Funding Your New Life Overseas

So start a business. A messenger service (as did a friend a decade ago in Bucharest, where he noticed that all the local messenger services were unreliable… his is today the biggest in town)… or a self-storage facility (as did another friend years ago in Nicaragua, again very successfully), for example.

Or maybe put your years of professional experience to good use. You could start an auto-repair service (one of your fellow readers has done this in Coronado, Panama), a pool consulting business (another reader has done this on Roatan, Honduras), or a design consulting firm (helping other expats decorate their new homes).

You could service the local tourist trade with a restaurant, a bar, a bakery, a guesthouse, or a gîte

Setting up an operation in another country takes time and some start-up capital. (On the other hand, starting a local retail business can be a great way to connect with your new community while filling a local market niche.)

If a bricks and mortar operation (and all the hassles that go along with one), doesn’t interest you, go virtual. Teach long distance over the Internet. Consult. Coach. Process forms for a bank or a tax agency long distance. I know people doing every one of these things right now to earn an income in places where they decided they wanted to live but then realized they couldn’t quite afford.

You could also earn your way around the world as a travel writer, a copywriter, a photographer…

Or maybe start a franchise.

When we moved to Panama City, one of Lief’s first thoughts was, “Let’s open a Taco Bell!”

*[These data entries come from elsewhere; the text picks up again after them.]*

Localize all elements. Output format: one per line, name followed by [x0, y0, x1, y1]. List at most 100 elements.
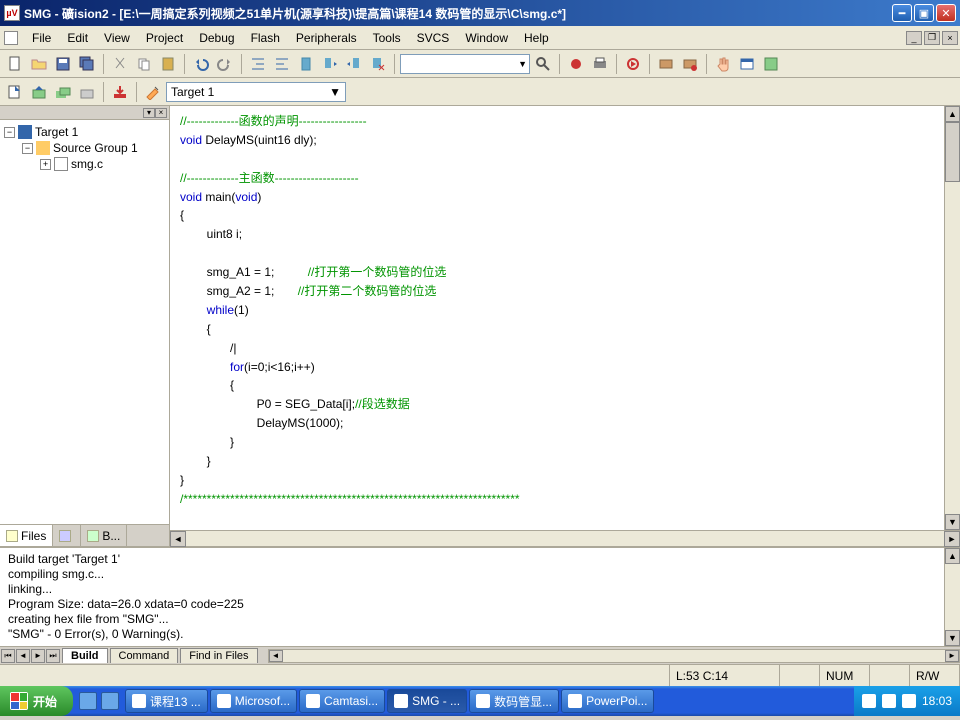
window-title-bar: µV SMG - 礦ision2 - [E:\一周搞定系列视频之51单片机(源享… — [0, 0, 960, 26]
tab-nav-last[interactable]: ⏭ — [46, 649, 60, 663]
start-button[interactable]: 开始 — [0, 686, 73, 716]
maximize-button[interactable]: ▣ — [914, 4, 934, 22]
minimize-button[interactable]: ━ — [892, 4, 912, 22]
panel-pin-button[interactable]: ▾ — [143, 108, 155, 118]
menu-tools[interactable]: Tools — [365, 29, 409, 47]
task-item-4[interactable]: 数码管显... — [469, 689, 559, 713]
options-icon[interactable] — [142, 81, 164, 103]
tab-nav-next[interactable]: ► — [31, 649, 45, 663]
project-tree[interactable]: −Target 1 −Source Group 1 +smg.c — [0, 120, 169, 524]
tray-icon-1[interactable] — [862, 694, 876, 708]
task-item-0[interactable]: 课程13 ... — [125, 689, 208, 713]
task-item-5[interactable]: PowerPoi... — [561, 689, 654, 713]
menu-project[interactable]: Project — [138, 29, 191, 47]
editor-vscroll[interactable]: ▲▼ — [944, 106, 960, 530]
tree-group[interactable]: −Source Group 1 — [22, 140, 165, 156]
debug-session-icon[interactable] — [622, 53, 644, 75]
clock[interactable]: 18:03 — [922, 694, 952, 708]
open-file-icon[interactable] — [28, 53, 50, 75]
task-items: 课程13 ... Microsof... Camtasi... SMG - ..… — [125, 689, 854, 713]
outdent-icon[interactable] — [271, 53, 293, 75]
system-tray[interactable]: 18:03 — [854, 686, 960, 716]
menu-view[interactable]: View — [96, 29, 138, 47]
status-num: NUM — [820, 665, 870, 686]
copy-icon[interactable] — [133, 53, 155, 75]
status-bar: L:53 C:14 NUM R/W — [0, 664, 960, 686]
windows-taskbar: 开始 课程13 ... Microsof... Camtasi... SMG -… — [0, 686, 960, 716]
bookmark-icon[interactable] — [295, 53, 317, 75]
tab-files[interactable]: Files — [0, 525, 53, 546]
tab-books[interactable]: B... — [81, 525, 127, 546]
bookmark-next-icon[interactable] — [319, 53, 341, 75]
standard-toolbar: ▼ — [0, 50, 960, 78]
menu-peripherals[interactable]: Peripherals — [288, 29, 365, 47]
menu-debug[interactable]: Debug — [191, 29, 242, 47]
menu-flash[interactable]: Flash — [243, 29, 288, 47]
panel-close-button[interactable]: × — [155, 108, 167, 118]
menu-window[interactable]: Window — [457, 29, 516, 47]
breakpoint-icon[interactable] — [655, 53, 677, 75]
build-output[interactable]: Build target 'Target 1' compiling smg.c.… — [0, 548, 960, 646]
menu-edit[interactable]: Edit — [59, 29, 96, 47]
project-panel: ▾ × −Target 1 −Source Group 1 +smg.c Fil… — [0, 106, 170, 546]
task-item-2[interactable]: Camtasi... — [299, 689, 385, 713]
breakpoint2-icon[interactable] — [679, 53, 701, 75]
task-item-1[interactable]: Microsof... — [210, 689, 297, 713]
translate-icon[interactable] — [4, 81, 26, 103]
find-icon[interactable] — [532, 53, 554, 75]
menu-file[interactable]: File — [24, 29, 59, 47]
cut-icon[interactable] — [109, 53, 131, 75]
output-vscroll[interactable]: ▲▼ — [944, 548, 960, 646]
output-hscroll[interactable]: ◄► — [268, 649, 960, 663]
mdi-restore-button[interactable]: ❐ — [924, 31, 940, 45]
hand-icon[interactable] — [712, 53, 734, 75]
tab-regs[interactable] — [53, 525, 81, 546]
tray-icon-3[interactable] — [902, 694, 916, 708]
code-area[interactable]: //-------------函数的声明----------------- vo… — [170, 106, 960, 530]
mdi-minimize-button[interactable]: _ — [906, 31, 922, 45]
bookmark-clear-icon[interactable] — [367, 53, 389, 75]
print-icon[interactable] — [589, 53, 611, 75]
tree-target[interactable]: −Target 1 — [4, 124, 165, 140]
tab-nav-first[interactable]: ⏮ — [1, 649, 15, 663]
build-toolbar: Target 1▼ — [0, 78, 960, 106]
tray-icon-2[interactable] — [882, 694, 896, 708]
menu-svcs[interactable]: SVCS — [409, 29, 458, 47]
status-rw: R/W — [910, 665, 960, 686]
build-batch-icon[interactable] — [76, 81, 98, 103]
close-button[interactable]: ✕ — [936, 4, 956, 22]
undo-icon[interactable] — [190, 53, 212, 75]
mdi-close-button[interactable]: × — [942, 31, 958, 45]
paste-icon[interactable] — [157, 53, 179, 75]
window-icon[interactable] — [736, 53, 758, 75]
find-combo[interactable]: ▼ — [400, 54, 530, 74]
ql-icon-1[interactable] — [79, 692, 97, 710]
target-combo[interactable]: Target 1▼ — [166, 82, 346, 102]
windows-logo-icon — [10, 692, 28, 710]
debug-icon[interactable] — [565, 53, 587, 75]
editor-hscroll[interactable]: ◄► — [170, 530, 960, 546]
tab-build[interactable]: Build — [62, 648, 108, 663]
build-icon[interactable] — [28, 81, 50, 103]
tab-command[interactable]: Command — [110, 648, 179, 663]
config-icon[interactable] — [760, 53, 782, 75]
save-icon[interactable] — [52, 53, 74, 75]
new-file-icon[interactable] — [4, 53, 26, 75]
quick-launch — [79, 692, 119, 710]
bookmark-prev-icon[interactable] — [343, 53, 365, 75]
redo-icon[interactable] — [214, 53, 236, 75]
tab-find-in-files[interactable]: Find in Files — [180, 648, 257, 663]
code-editor[interactable]: //-------------函数的声明----------------- vo… — [170, 106, 960, 546]
download-icon[interactable] — [109, 81, 131, 103]
target-value: Target 1 — [171, 85, 214, 99]
save-all-icon[interactable] — [76, 53, 98, 75]
task-item-3[interactable]: SMG - ... — [387, 689, 467, 713]
status-cursor-pos: L:53 C:14 — [670, 665, 780, 686]
rebuild-icon[interactable] — [52, 81, 74, 103]
menu-help[interactable]: Help — [516, 29, 557, 47]
project-tabs: Files B... — [0, 524, 169, 546]
tree-file[interactable]: +smg.c — [40, 156, 165, 172]
tab-nav-prev[interactable]: ◄ — [16, 649, 30, 663]
indent-icon[interactable] — [247, 53, 269, 75]
ql-icon-2[interactable] — [101, 692, 119, 710]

Lief likes Taco Bell. No Panama City when we arrived on the scene, so Lief began looking into franchise opportunities with the king of fast taco food… only to discover that, in fact, the franchise for Panama had been purchased and the first Taco Bell was to open soon.

It did. Today there are at least six across Panama City, all doing well as far as we can tell. Certainly, Lief does his part to keep the taco revenues flowing.

Kathleen Peddicord

Mailbag

“Lief, I read all your e-letters and subscribe to your other letters, including your wife’s.

“The question I have is this: Recently you discussed reporting to the United States about banking offshore. You mentioned financial assets in your email.

“I understand that bank accounts must be reported. However, do you have to report if you own say collectable stamps, rare earth metals, and silver/gold? “Additionally, if you purchase a condo in Panama or Colombia, do you have to report this, as well?

“I will await your reply. Again thanks for all the information you and your wife provide, as it’s valuable to all.”

J.B.

Yes, you have to report any foreign bank accounts along with all foreign financial assets on Form 8938 if you meet the threshold for reporting. In fact, foreign bank accounts must be reported both on the Form 8938 and the FBAR.

However, no, you are not required to report stamps, metals held personally or on your behalf (as long as they are identifiable as yours), or real estate held in your own name.